Der französische Haushaltsgerätekonzern Groupe SEB plant eine umfassende Umstrukturierung, die den Abbau von weltweit bis zu 2100 Arbeitsplätzen vorsieht. Davon entfallen allein 1400 Stellen auf den europäischen Markt. Wie das Unternehmen am Mittwoch in Écully mitteilte, sollen durch diese Maßnahmen ab Ende 2027 jährlich rund 200 Millionen Euro eingespart werden. Betroffen von den Kürzungen ist insbesondere die Tochtergesellschaft WMF. Das berichten mehrere Medien gleichlautend.
Standortschließungen und Stellenkürzungen in Deutschland
In Deutschland, Österreich und der Schweiz sollen bis zu 600 Stellen wegfallen - bei einer Belegschaft von derzeit mehr als 4.400 Beschäftigten. Die Maßnahmen berühren die Verwaltung, die Vertriebs- und Marketing-Aktivitäten, die Stores sowie Teile der Produktion. Zudem ist geplant, die Fertigung von Kochgeschirr, Backformen und Messern an den Standorten Riedlingen, Hayingen (beide Baden-Württemberg) und Diez (Rheinland-Pfalz) einzustellen und dafür bestehende Strukturen an anderen Standorten zu nutzen.
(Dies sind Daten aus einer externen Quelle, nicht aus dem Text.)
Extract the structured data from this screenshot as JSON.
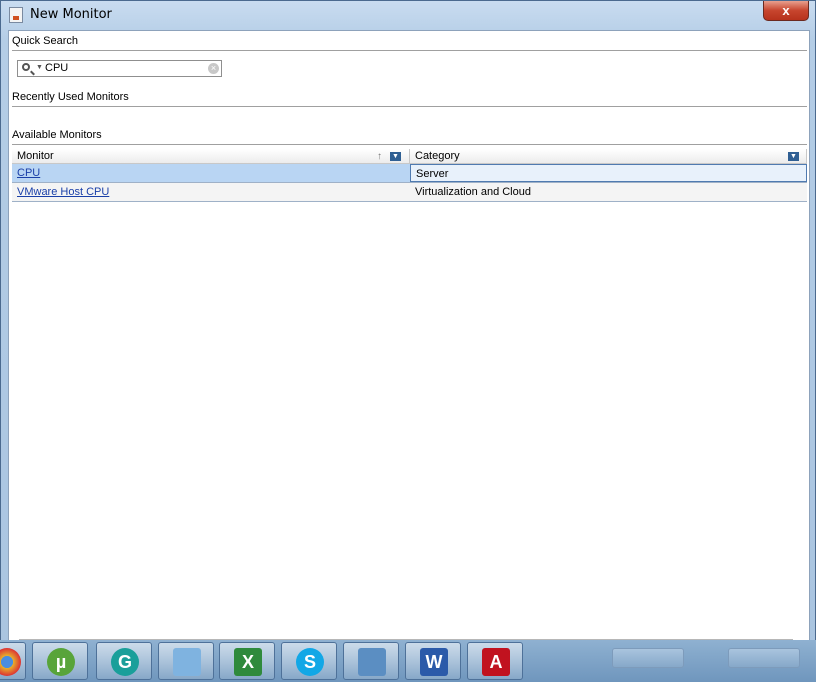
{
  "window": {
    "title": "New Monitor",
    "close_label": "x"
  },
  "quick_search": {
    "label": "Quick Search",
    "value": "CPU"
  },
  "recently_used": {
    "label": "Recently Used Monitors"
  },
  "available": {
    "label": "Available Monitors",
    "columns": [
      "Monitor",
      "Category"
    ],
    "rows": [
      {
        "monitor": "CPU",
        "category": "Server"
      },
      {
        "monitor": "VMware Host CPU",
        "category": "Virtualization and Cloud"
      }
    ]
  },
  "taskbar": {
    "apps": [
      "chrome-icon",
      "utorrent-icon",
      "grammarly-icon",
      "notepad-icon",
      "excel-icon",
      "skype-icon",
      "monitor-app-icon",
      "word-icon",
      "acrobat-icon"
    ]
  },
  "colors": {
    "selected_row": "#b9d5f3",
    "link": "#1a3fa8",
    "close_button": "#c7452e"
  }
}
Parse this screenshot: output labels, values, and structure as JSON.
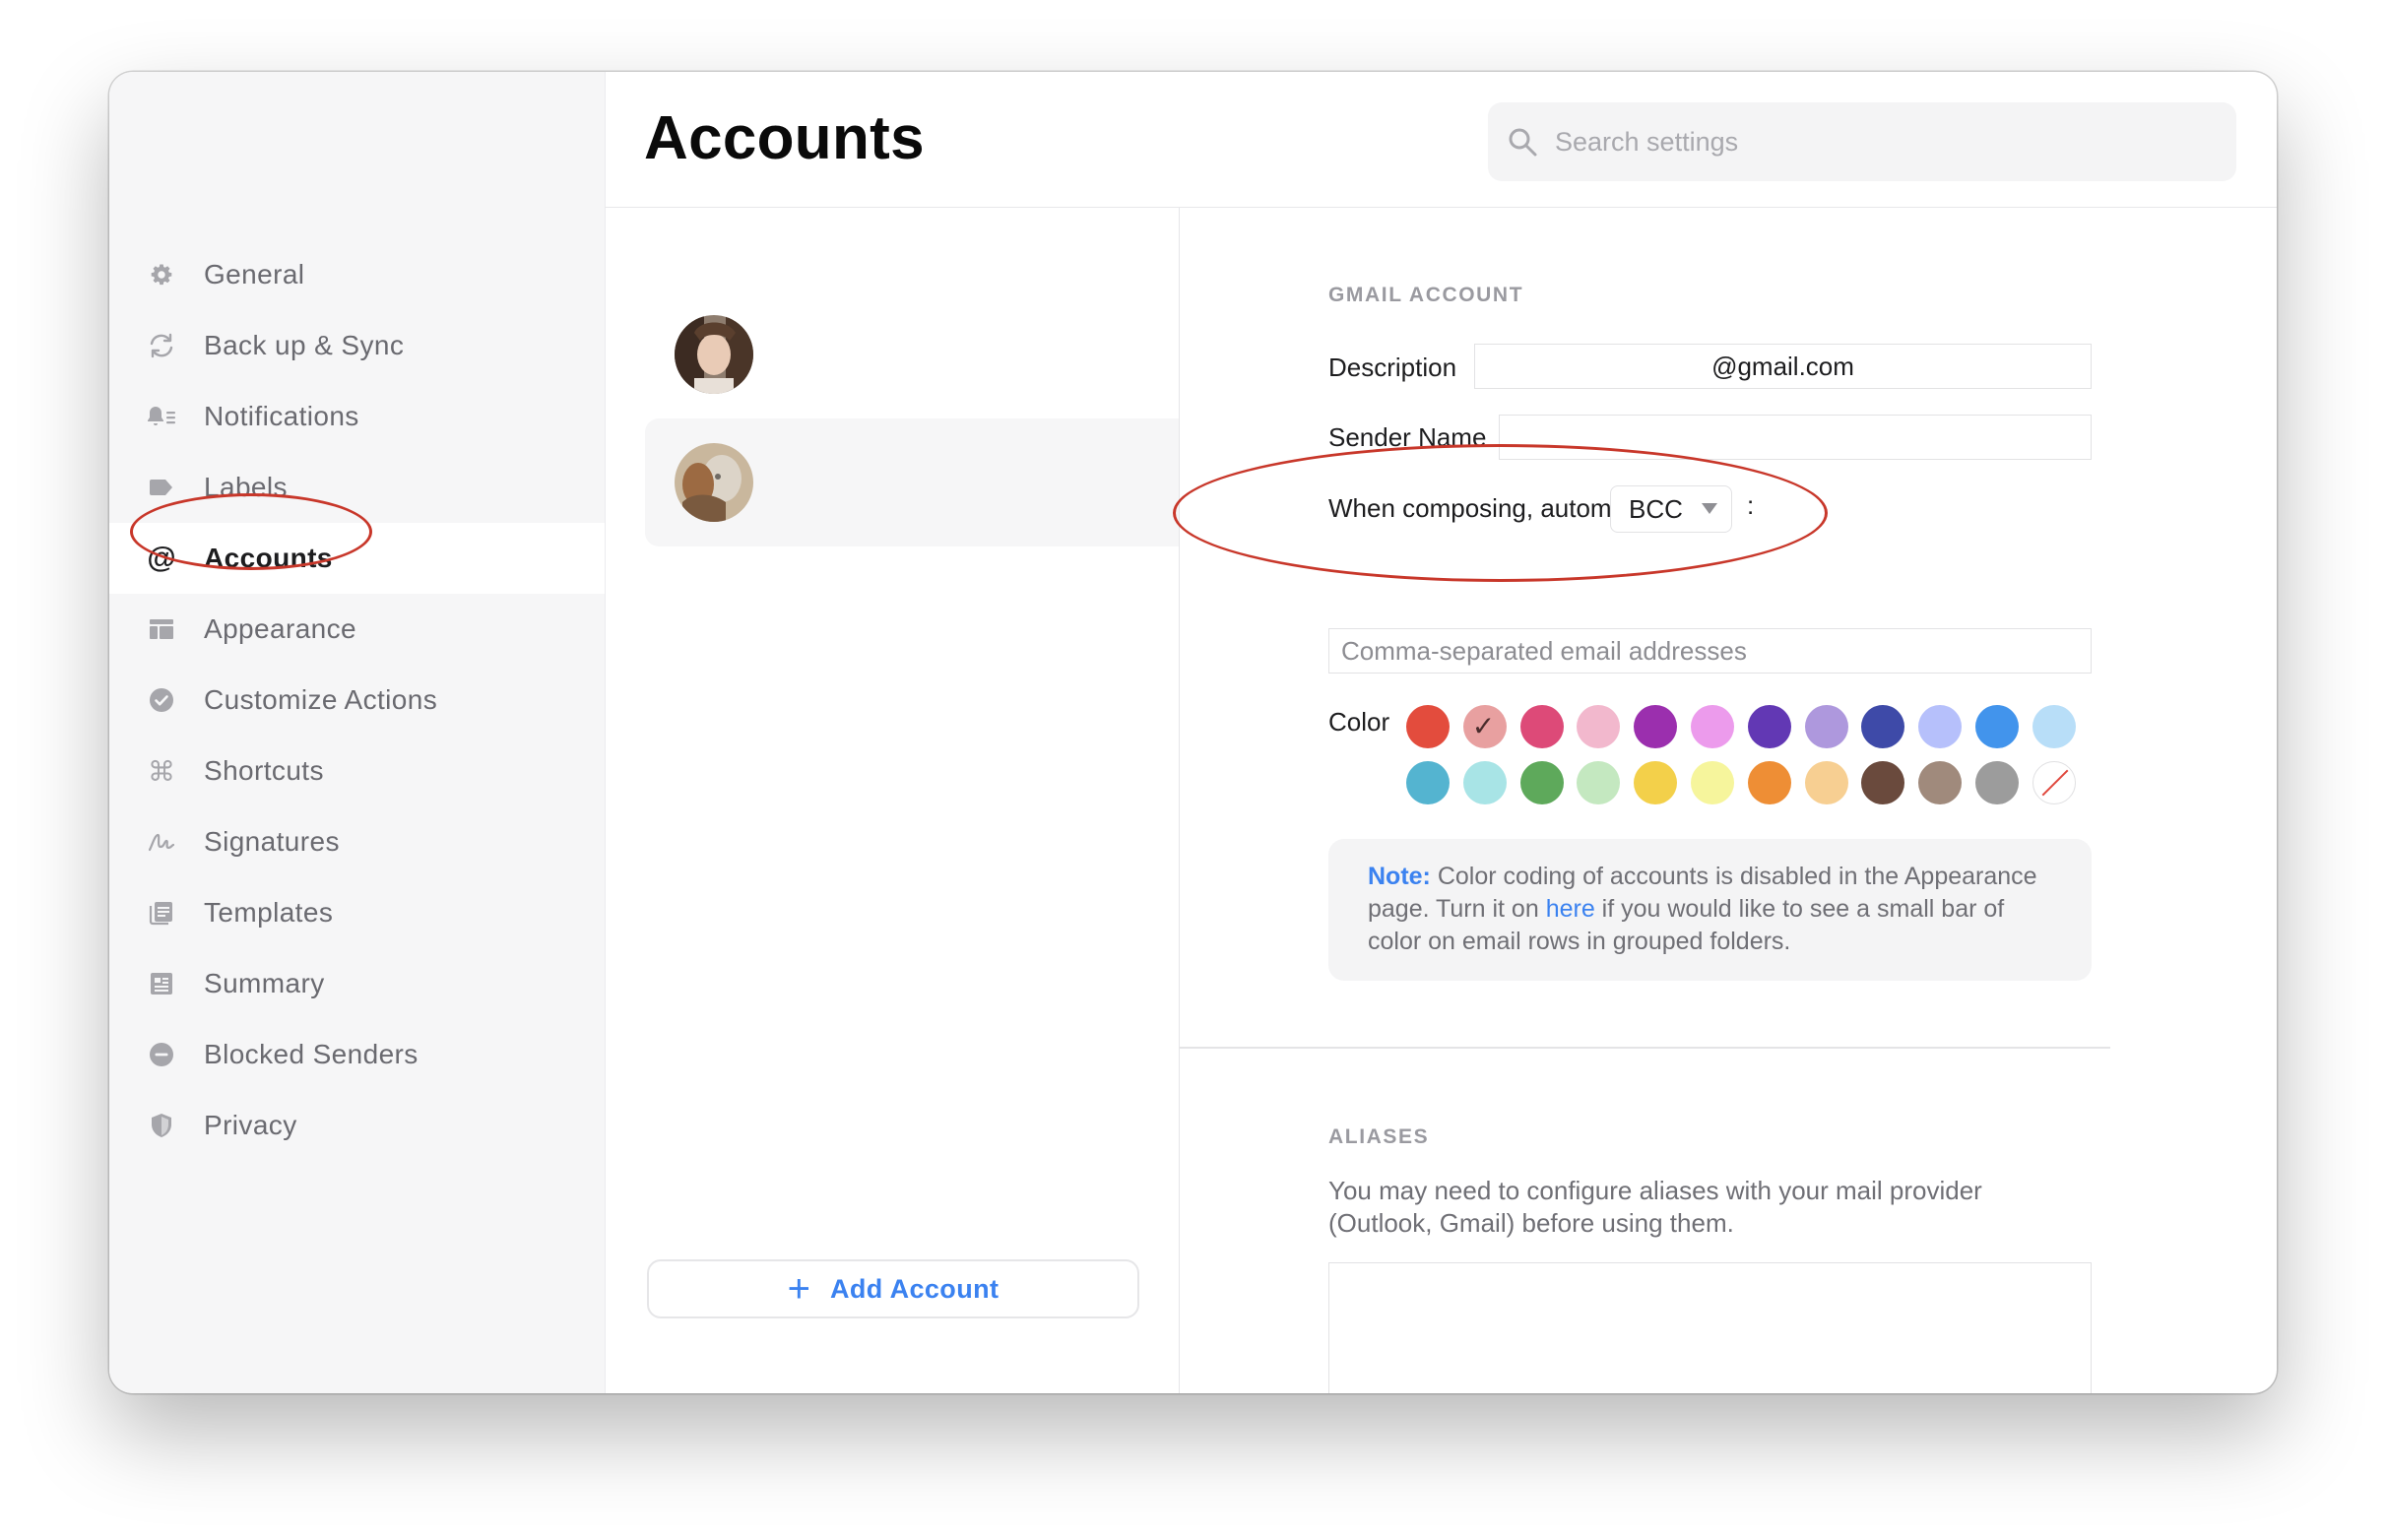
{
  "window": {
    "title": "Accounts"
  },
  "search": {
    "placeholder": "Search settings"
  },
  "sidebar": {
    "items": [
      {
        "label": "General",
        "icon": "gear-icon"
      },
      {
        "label": "Back up & Sync",
        "icon": "sync-icon"
      },
      {
        "label": "Notifications",
        "icon": "bell-icon"
      },
      {
        "label": "Labels",
        "icon": "label-tag-icon"
      },
      {
        "label": "Accounts",
        "icon": "at-icon",
        "active": true
      },
      {
        "label": "Appearance",
        "icon": "layout-icon"
      },
      {
        "label": "Customize Actions",
        "icon": "check-circle-icon"
      },
      {
        "label": "Shortcuts",
        "icon": "command-icon"
      },
      {
        "label": "Signatures",
        "icon": "signature-icon"
      },
      {
        "label": "Templates",
        "icon": "templates-icon"
      },
      {
        "label": "Summary",
        "icon": "summary-icon"
      },
      {
        "label": "Blocked Senders",
        "icon": "blocked-icon"
      },
      {
        "label": "Privacy",
        "icon": "shield-icon"
      }
    ]
  },
  "accounts": {
    "list": [
      {
        "avatar": "avatar-photo-1",
        "selected": false
      },
      {
        "avatar": "avatar-photo-2",
        "selected": true
      }
    ],
    "add_label": "Add Account",
    "add_icon": "+"
  },
  "gmail": {
    "section_title": "GMAIL ACCOUNT",
    "description_label": "Description",
    "description_value": "@gmail.com",
    "sender_name_label": "Sender Name",
    "sender_name_value": "",
    "compose_label": "When composing, automatically",
    "compose_mode": "BCC",
    "compose_colon": ":",
    "emails_placeholder": "Comma-separated email addresses",
    "color_label": "Color",
    "colors": [
      "#e34c3d",
      "#e8a0a0",
      "#dd4a78",
      "#f2b8cd",
      "#9b2fae",
      "#ec9bec",
      "#6238b4",
      "#ae98dd",
      "#3e4aa8",
      "#b6c0fb",
      "#4294ec",
      "#b8def8",
      "#54b4d0",
      "#a8e4e6",
      "#5ea95b",
      "#c4e8c0",
      "#f3d04a",
      "#f6f59c",
      "#ee8e35",
      "#f7cf92",
      "#6a4a3d",
      "#a08a7c",
      "#9c9c9c",
      "none"
    ],
    "selected_color_index": 1,
    "note_strong": "Note:",
    "note_text_1": " Color coding of accounts is disabled in the Appearance page. Turn it on ",
    "note_link": "here",
    "note_text_2": " if you would like to see a small bar of color on email rows in grouped folders."
  },
  "aliases": {
    "section_title": "ALIASES",
    "description": "You may need to configure aliases with your mail provider (Outlook, Gmail) before using them.",
    "add_button": "+",
    "remove_button": "–"
  },
  "annotations": {
    "color": "#c8372a"
  }
}
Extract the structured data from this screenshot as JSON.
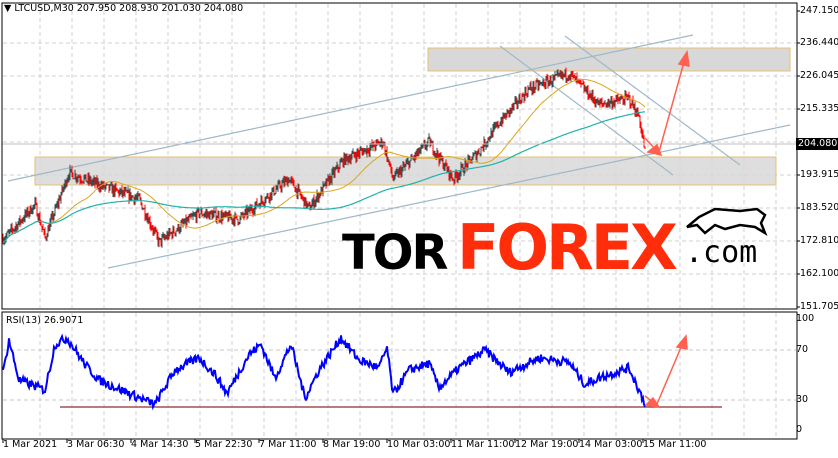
{
  "header": {
    "symbol": "LTCUSD,M30",
    "open": "207.950",
    "high": "208.930",
    "low": "201.030",
    "close": "204.080"
  },
  "price_axis": [
    "247.150",
    "236.440",
    "226.045",
    "215.335",
    "204.080",
    "193.915",
    "183.520",
    "172.810",
    "162.100",
    "151.705"
  ],
  "current_price": "204.080",
  "rsi": {
    "label": "RSI(13) 26.9071",
    "axis": [
      "100",
      "70",
      "30",
      "0"
    ]
  },
  "time_axis": [
    "1 Mar 2021",
    "3 Mar 06:30",
    "4 Mar 14:30",
    "5 Mar 22:30",
    "7 Mar 11:00",
    "8 Mar 19:00",
    "10 Mar 03:00",
    "11 Mar 11:00",
    "12 Mar 19:00",
    "14 Mar 03:00",
    "15 Mar 11:00"
  ],
  "logo": {
    "part1": "TOR",
    "part2": "FOREX",
    "part3": ".com"
  },
  "colors": {
    "bull": "#2f4f4f",
    "bear": "#ff0000",
    "ma_fast": "#daa520",
    "ma_slow": "#20b2aa",
    "rsi": "#0000ff",
    "arrow": "#ff6050",
    "zone": "#d8d8d8"
  },
  "chart_data": {
    "type": "candlestick",
    "title": "LTCUSD,M30",
    "x_unit": "hours since 1 Mar 2021",
    "ylim": [
      151.705,
      247.15
    ],
    "price_keypoints": [
      [
        1,
        174
      ],
      [
        16,
        184.7
      ],
      [
        21,
        174
      ],
      [
        33,
        195
      ],
      [
        48,
        191
      ],
      [
        68,
        186.5
      ],
      [
        78,
        172.6
      ],
      [
        98,
        182
      ],
      [
        118,
        180
      ],
      [
        143,
        193
      ],
      [
        153,
        183.5
      ],
      [
        170,
        199
      ],
      [
        190,
        205
      ],
      [
        195,
        193
      ],
      [
        213,
        205
      ],
      [
        225,
        193
      ],
      [
        238,
        202
      ],
      [
        248,
        211
      ],
      [
        263,
        222
      ],
      [
        283,
        227
      ],
      [
        298,
        217
      ],
      [
        313,
        219
      ],
      [
        318,
        213
      ],
      [
        321,
        202
      ]
    ],
    "rsi_keypoints": [
      [
        0,
        51
      ],
      [
        3,
        81
      ],
      [
        8,
        45
      ],
      [
        21,
        36
      ],
      [
        26,
        77
      ],
      [
        32,
        83
      ],
      [
        41,
        59
      ],
      [
        48,
        45
      ],
      [
        68,
        29
      ],
      [
        76,
        23
      ],
      [
        86,
        54
      ],
      [
        98,
        65
      ],
      [
        106,
        50
      ],
      [
        112,
        33
      ],
      [
        123,
        68
      ],
      [
        129,
        77
      ],
      [
        136,
        47
      ],
      [
        144,
        77
      ],
      [
        151,
        29
      ],
      [
        158,
        54
      ],
      [
        169,
        83
      ],
      [
        178,
        63
      ],
      [
        188,
        56
      ],
      [
        192,
        74
      ],
      [
        195,
        32
      ],
      [
        203,
        54
      ],
      [
        213,
        60
      ],
      [
        218,
        38
      ],
      [
        228,
        56
      ],
      [
        241,
        72
      ],
      [
        253,
        52
      ],
      [
        268,
        65
      ],
      [
        283,
        61
      ],
      [
        291,
        41
      ],
      [
        298,
        47
      ],
      [
        313,
        56
      ],
      [
        321,
        24
      ]
    ],
    "rsi_levels": [
      70,
      30
    ]
  }
}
Wirtschaftliche Hintergründe und Marktentwicklung
Der Mutterkonzern begründet den Einschnitt mit einem verschärften Wettbewerb und hohen Energiekosten. Eine Sprecherin verwies zudem auf ein verändertes Verbraucherverhalten, das sich zunehmend auf digitale Kanäle verlagere. Die Groupe SEB, zu der auch Marken wie Rowenta, Tefal, Krups und Moulinex gehören, verzeichnete im Geschäftsjahr 2025 einen Rückgang des operativen Ergebnisses aus der Geschäftstätigkeit (ROPA) um 25 Prozent auf 601 Millionen Euro.
Der Umsatz belief sich 2025 auf 8,17 Milliarden Euro , während der Nettogewinn (Konzernanteil) bei 245 Millionen Euro lag. Analysten von TP ICAP Midcap kritisierten in diesem Zusammenhang eine starre Kostenbasis sowie Defizite im Marketing. Trotz der Krise soll die Dividende für die Aktionäre mit 2,80 Euro je Aktie stabil bleiben. Die Ankündigung der Sparmaßnahmen führte an der Börse in Paris zu einem Kursanstieg der SEB-Aktie um elf Prozent.
Konzern in schwierigem Umfeld
Das abgelaufene Geschäftsjahr war laut Generaldirektor Stanislas de Gramont von einem schwierigen Umfeld geprägt. Zwar konnte der Konzern ein leichtes organisches Umsatzwachstum von 0,3 Prozent erzielen , doch belasteten negative Währungseffekte in Höhe von 40 Millionen Euro sowie US-Zölle in ähnlicher Größenordnung das Ergebnis. Besonders in Deutschland blieben die Verkäufe hinter den Erwartungen zurück, insbesondere im Bereich der elektrischen Kochgeräte.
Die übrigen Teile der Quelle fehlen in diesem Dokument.